As reported by The Associated Press, the court’s six-justice conservative majority, which has repeatedly ruled against transgender Americans in the past year, ruled that state bans in Idaho and West Virginia don’t violate the Constitution. The court unanimously agreed that barring transgender girls and women also doesn’t run afoul of the federal law known as Title IX, which prohibits sex discrimination in education.

Justice Brett Kavanaugh wrote for the court that, “states may maintain women’s and girls’ sports for biological females” to address safety and competitive fairness concerns. “The Constitution and Title IX do not require an overhaul of women’s and girls’ sports throughout America.”

More than two dozen additional Republican-led states have adopted bans on female transgender athletes.

"Left unresolved by the outcome are lawsuits challenging state laws and regulations in Connecticut, California and elsewhere that permit transgender athletes to compete consistent with their gender identity," Mark Sherman and Lindsay Whitehurst wrote for the AP.

Justice Sonia Sotomayor dissented, saying from the bench that the majority opinion was wrong to reject an equal-protection claim from 16-year-old Becky Pepper-Jackson, a high school sophomore in Bridgeport, W.V.

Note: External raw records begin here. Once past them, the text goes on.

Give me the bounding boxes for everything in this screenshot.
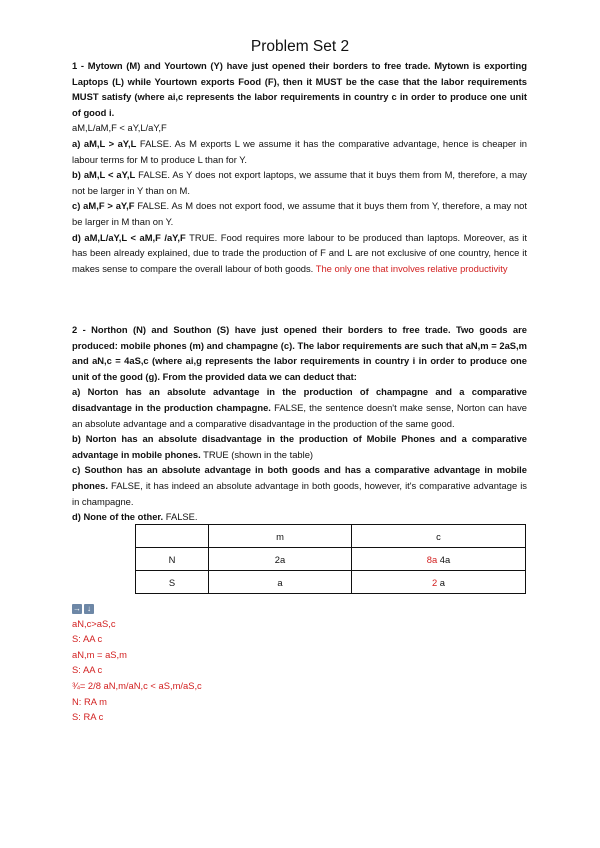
q2-a-text: FALSE, the sentence doesn't make sense, Norton can have an absolute advantage and a comparative disadvantage in the production of the same good. xyxy=(72,401,527,429)
table-cell-m: 2a xyxy=(209,548,352,571)
table-cell-c-black: a xyxy=(437,576,446,588)
note-line: S: RA c xyxy=(72,711,104,723)
table-header-row xyxy=(136,525,526,548)
table-cell-c-black: 4a xyxy=(437,553,451,565)
arrow-down-icon: ↓ xyxy=(84,604,94,614)
note-line: aN,c>aS,c xyxy=(72,617,116,629)
q1-option-d xyxy=(72,230,527,277)
table-header-cell: m xyxy=(209,525,352,548)
q1-d-text: TRUE. Food requires more labour to be produced than laptops. Moreover, as it has been already explained, due to trade the production of F and L are not exclusive of one country, hence it makes sense to compare the overall labour of both goods. xyxy=(72,231,527,274)
question-1 xyxy=(72,58,527,276)
table-cell-country: N xyxy=(136,548,209,571)
q2-option-c xyxy=(72,462,527,509)
q2-c-text: FALSE, it has indeed an absolute advantage in both goods, however, it's comparative advantage is in champagne. xyxy=(72,479,527,507)
note-line: aN,m = aS,m xyxy=(72,648,127,660)
table-cell-c-red: 2 xyxy=(431,576,438,588)
q1-c-label: c) aM,F > aY,F xyxy=(72,200,135,212)
q2-option-b xyxy=(72,431,527,462)
q2-b-text: TRUE (shown in the table) xyxy=(200,448,314,460)
q2-d-text: FALSE. xyxy=(163,511,198,523)
q1-option-b xyxy=(72,167,527,198)
page-title: Problem Set 2 xyxy=(250,38,350,55)
table-cell-c xyxy=(352,548,526,571)
q2-b-label: b) Norton has an absolute disadvantage in the production of Mobile Phones and a comparative advantage in mobile phones. xyxy=(72,433,527,460)
q2-a-label: a) Norton has an absolute advantage in the production of champagne and a comparative disadvantage in the production champagne. xyxy=(72,386,527,413)
q2-prompt: 2 - Northon (N) and Southon (S) have just opened their borders to free trade. Two goods are produced: mobile phones (m) and champagne (c). The labor requirements are such that aN,m = 2aS,m and aN,c = 4aS,c (where ai,g represents the labor requirements in country i in order to produce one unit of the good (g). From the provided data we can deduct that: xyxy=(72,324,527,382)
q1-option-a xyxy=(72,136,527,167)
arrow-icons xyxy=(72,604,94,614)
q1-d-label: d) aM,L/aY,L < aM,F /aY,F xyxy=(72,231,186,243)
q1-prompt: 1 - Mytown (M) and Yourtown (Y) have just opened their borders to free trade. Mytown is exporting Laptops (L) while Yourtown exports Food (F), then it MUST be the case that the labor requirements MUST satisfy (where ai,c represents the labor requirements in country c in order to produce one unit of good i. xyxy=(72,60,527,118)
table-header-cell: c xyxy=(352,525,526,548)
note-line: ¾= 2/8 aN,m/aN,c < aS,m/aS,c xyxy=(72,679,202,691)
table-cell-country: S xyxy=(136,571,209,594)
q1-option-c xyxy=(72,198,527,229)
q1-formula: aM,L/aM,F < aY,L/aY,F xyxy=(72,122,167,134)
labor-table xyxy=(135,524,526,594)
q2-option-d xyxy=(72,509,527,525)
q2-c-label: c) Southon has an absolute advantage in both goods and has a comparative advantage in mobile phones. xyxy=(72,464,527,491)
note-line: S: AA c xyxy=(72,664,103,676)
table-row xyxy=(136,548,526,571)
table-header-cell xyxy=(136,525,209,548)
q1-d-highlight: The only one that involves relative productivity xyxy=(315,262,508,274)
table-cell-c-red: 8a xyxy=(426,553,438,565)
q2-d-label: d) None of the other. xyxy=(72,511,164,523)
q1-a-text: FALSE. As M exports L we assume it has the comparative advantage, hence is cheaper in labour terms for M to produce L than for Y. xyxy=(72,137,527,165)
arrow-right-icon: → xyxy=(73,604,81,613)
note-line: N: RA m xyxy=(72,695,107,707)
q2-option-a xyxy=(72,384,527,431)
table-row xyxy=(136,571,526,594)
notes-block xyxy=(72,600,372,725)
q1-c-text: FALSE. As M does not export food, we assume that it buys them from Y, therefore, a may not be larger in M than on Y. xyxy=(72,200,527,227)
question-2 xyxy=(72,322,527,525)
table-cell-c xyxy=(352,571,526,594)
q1-b-label: b) aM,L < aY,L xyxy=(72,169,136,181)
note-line: S: AA c xyxy=(72,633,103,645)
table-cell-m: a xyxy=(209,571,352,594)
q1-b-text: FALSE. As Y does not export laptops, we assume that it buys them from M, therefore, a may not be larger in Y than on M. xyxy=(72,169,527,196)
q1-a-label: a) aM,L > aY,L xyxy=(72,137,137,149)
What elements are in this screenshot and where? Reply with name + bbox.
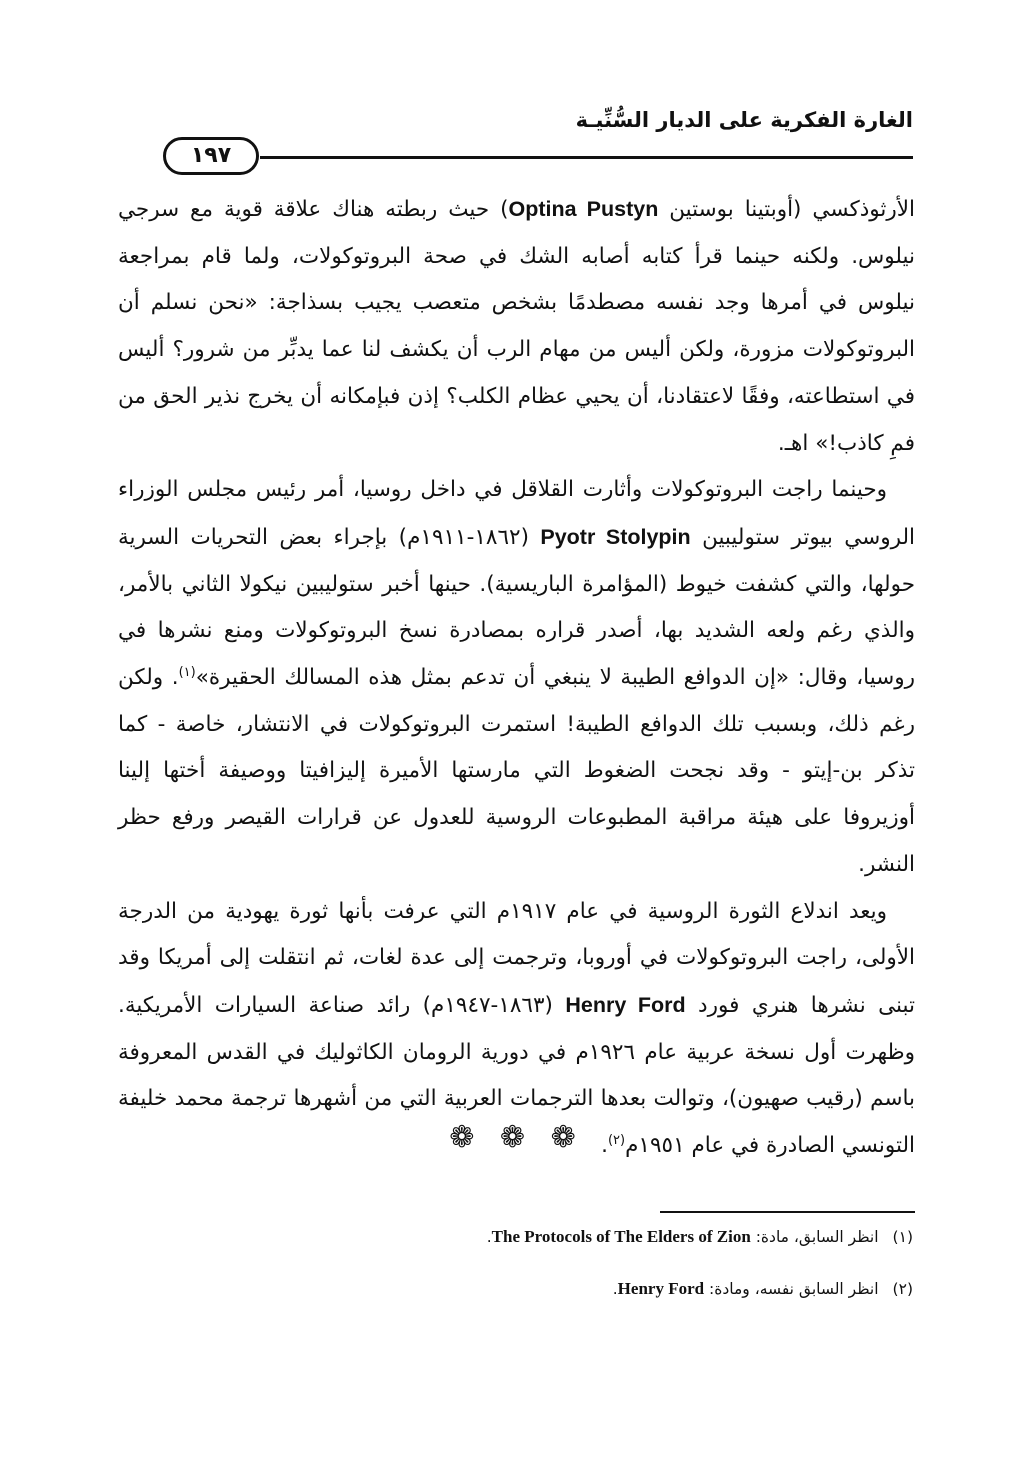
footnote-ref-2[interactable]: (٢) — [607, 1132, 626, 1148]
footnote-1-number: (١) — [892, 1228, 913, 1246]
paragraph-3-text-b: (١٨٦٣-١٩٤٧م) رائد صناعة السيارات الأمريكية. وظهرت أول نسخة عربية عام ١٩٢٦م في دورية الرومان الكاثوليك في القدس المعروفة باسم (رقيب صهيون)، وتوالت بعدها الترجمات العربية التي من أشهرها ترجمة محمد خليفة التونسي الصادرة في عام ١٩٥١م — [118, 992, 915, 1159]
footnote-2 — [118, 1274, 913, 1304]
paragraph-2-text-a: وحينما راجت البروتوكولات وأثارت القلاقل في داخل روسيا، أمر رئيس مجلس الوزراء الروسي بيوتر ستوليبين — [118, 477, 916, 550]
page-number: ١٩٧ — [163, 137, 259, 175]
paragraph-2-text-b: (١٨٦٢-١٩١١م) بإجراء بعض التحريات السرية حولها، والتي كشفت خيوط (المؤامرة الباريسية). حينها أخبر ستوليبين نيكولا الثاني بالأمر، والذي رغم ولعه الشديد بها، أصدر قراره بمصادرة نسخ البروتوكولات ومنع نشرها في روسيا، وقال: «إن الدوافع الطيبة لا ينبغي أن تدعم بمثل هذه المسالك الحقيرة» — [118, 524, 915, 691]
paragraph-1-text-a: الأرثوذكسي (أوبتينا بوستين — [658, 197, 916, 222]
latin-term-henry-ford: Henry Ford — [565, 992, 686, 1017]
footnotes — [118, 1222, 913, 1326]
paragraph-2 — [118, 467, 915, 888]
footnote-ref-1[interactable]: (١) — [178, 664, 196, 680]
paragraph-3-text-c: . — [601, 1133, 608, 1159]
footnote-1-latin: The Protocols of The Elders of Zion — [491, 1227, 751, 1246]
paragraph-1-text-b: ) حيث ربطته هناك علاقة قوية مع سرجي نيلوس. ولكنه حينما قرأ كتابه أصابه الشك في صحة البروتوكولات، ولما قام بمراجعة نيلوس في أمرها وجد نفسه مصطدمًا بشخص متعصب يجيب بسذاجة: «نحن نسلم أن البروتوكولات مزورة، ولكن أليس من مهام الرب أن يكشف لنا عما يدبِّر من شرور؟ أليس في استطاعته، وفقًا لاعتقادنا، أن يحيي عظام الكلب؟ إذن فبإمكانه أن يخرج نذير الحق من فمِ كاذب!» اهـ. — [118, 197, 915, 456]
paragraph-1 — [118, 186, 915, 467]
running-header-title: الغارة الفكرية على الديار السُّنِّيـة — [575, 108, 913, 132]
footnote-2-latin: Henry Ford — [617, 1279, 705, 1298]
paragraph-2-text-c: . ولكن رغم ذلك، وبسبب تلك الدوافع الطيبة! استمرت البروتوكولات في الانتشار، خاصة - كما تذكر بن-إيتو - وقد نجحت الضغوط التي مارستها الأميرة إليزافيتا ووصيفة أختها إلينا أوزيروفا على هيئة مراقبة المطبوعات الروسية للعدول عن قرارات القيصر ورفع حظر النشر. — [118, 665, 915, 877]
latin-term-optina-pustyn: Optina Pustyn — [508, 197, 659, 221]
footnote-2-end: . — [612, 1280, 618, 1298]
footnote-rule — [660, 1211, 915, 1213]
header-rule — [260, 156, 913, 159]
paragraph-3-text-a: ويعد اندلاع الثورة الروسية في عام ١٩١٧م التي عرفت بأنها ثورة يهودية من الدرجة الأولى، راجت البروتوكولات في أوروبا، وترجمت إلى عدة لغات، ثم انتقلت إلى أمريكا وقد تبنى نشرها هنري فورد — [118, 898, 915, 1018]
footnote-1-text: انظر السابق، مادة: — [750, 1228, 879, 1246]
footnote-1 — [118, 1222, 913, 1252]
footnote-1-end: . — [486, 1228, 492, 1246]
section-separator-ornament: ❁ ❁ ❁ — [449, 1120, 584, 1155]
footnote-2-text: انظر السابق نفسه، ومادة: — [704, 1280, 879, 1298]
footnote-2-number: (٢) — [892, 1280, 913, 1298]
body-text — [118, 186, 915, 1170]
latin-term-pyotr-stolypin: Pyotr Stolypin — [540, 524, 691, 549]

With the science still evolving, transgender students shouldn’t automatically be shut out of team sports, she said. “We just simply do not know scientifically that transgender students pose dangers,” she said, reading from a dissent joined by her liberal colleagues.

According to Sherman and Whitehurst, Pepper-Jackson has been taking puberty-blocking medication, has publicly identified as a girl since age 8 and has been issued a West Virginia birth certificate recognizing her as female. She is the only transgender person who has sought to compete in girls' sports in the entire state.

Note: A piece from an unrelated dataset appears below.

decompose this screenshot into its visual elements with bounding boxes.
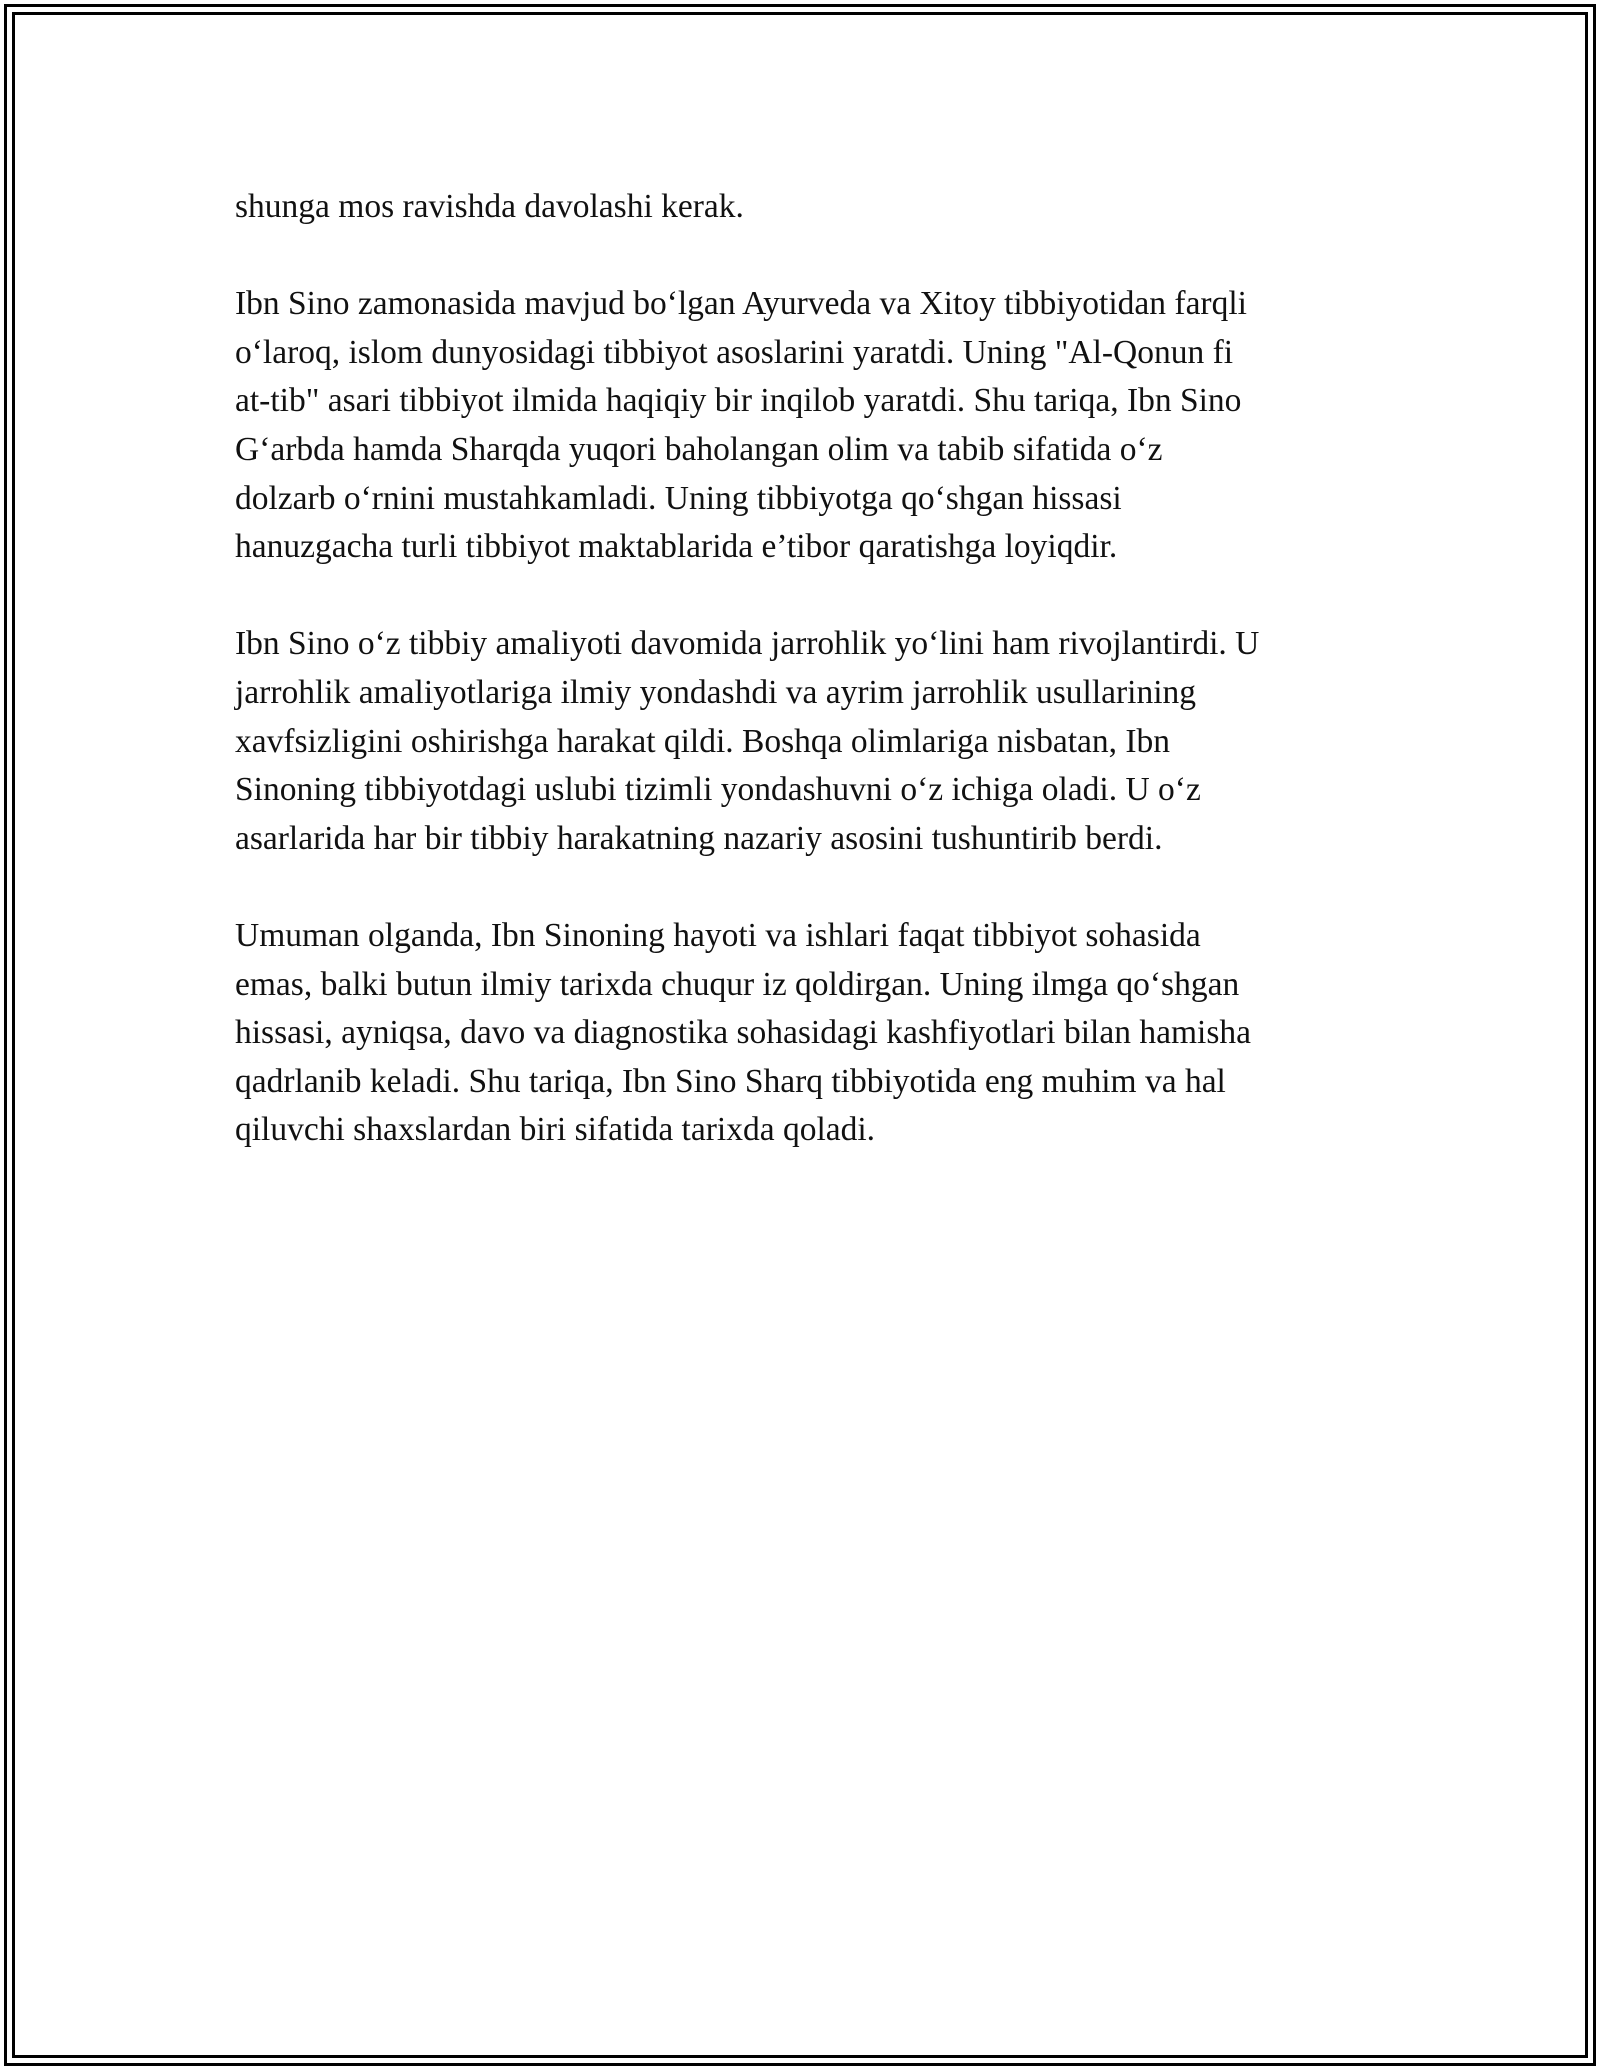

Pepper-Jackson has progressed from a back-of-the-pack cross-country runner in middle school to statewide champion in the shot put. She beat the second-place finisher by two feet in last month’s West Virginia championship meet.

In the Idaho case, Lindsay Hecox sued over the state’s first-in-the-nation ban for the chance to try out for the women’s track and cross-country teams at Boise State University in Idaho, Sherman and Whitehurst reported. She didn’t make either squad because “she was too slow,” her lawyer, Kathleen Hartnett, told the court during arguments in January, but she competed in club-level soccer and running.

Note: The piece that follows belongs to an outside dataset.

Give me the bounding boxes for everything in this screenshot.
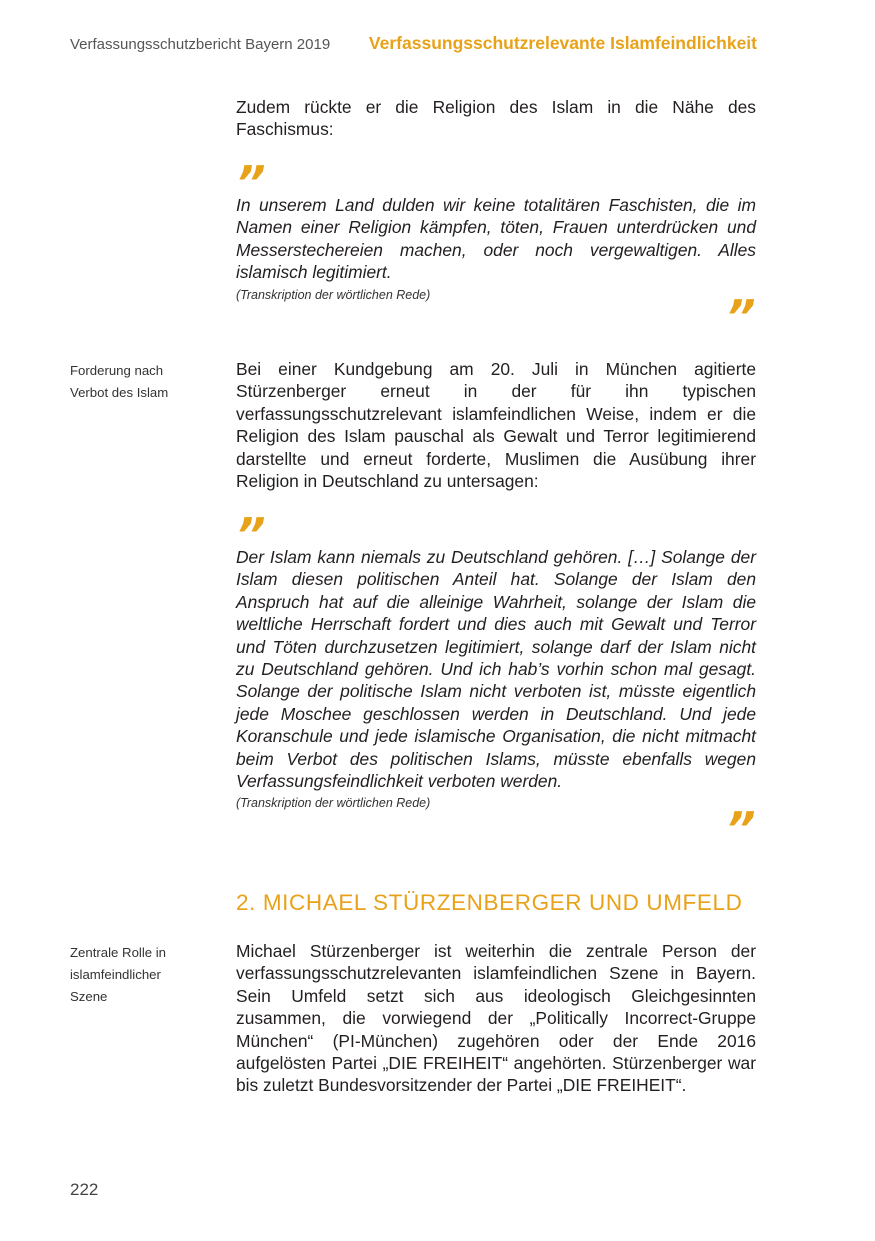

Kavanaugh, who has coached girls’ basketball, underlined the importance of women’s sports and athletes’ dedication. “No student-athlete on either side of the issue, whether a biological female or transgender, deserves to be ostracized or vilified,” he wrote.

"In 2020, the Supreme Court ruled LGBTQ people are protected by a landmark federal civil rights law that prohibits sex discrimination in the workplace, finding that “sex plays an unmistakable role” in employers’ decisions to punish transgender people for traits and behavior they otherwise tolerate," Sherman and Whitehurst wrote. "But last year, the six conservative justices on the nine-member court declined to apply the same sort of analysis when they upheld state bans on gender-affirming care for transgender minors."

The states supporting the prohibitions on transgender athletes argued there is no reason to extend the ruling barring workplace discrimination to Title IX.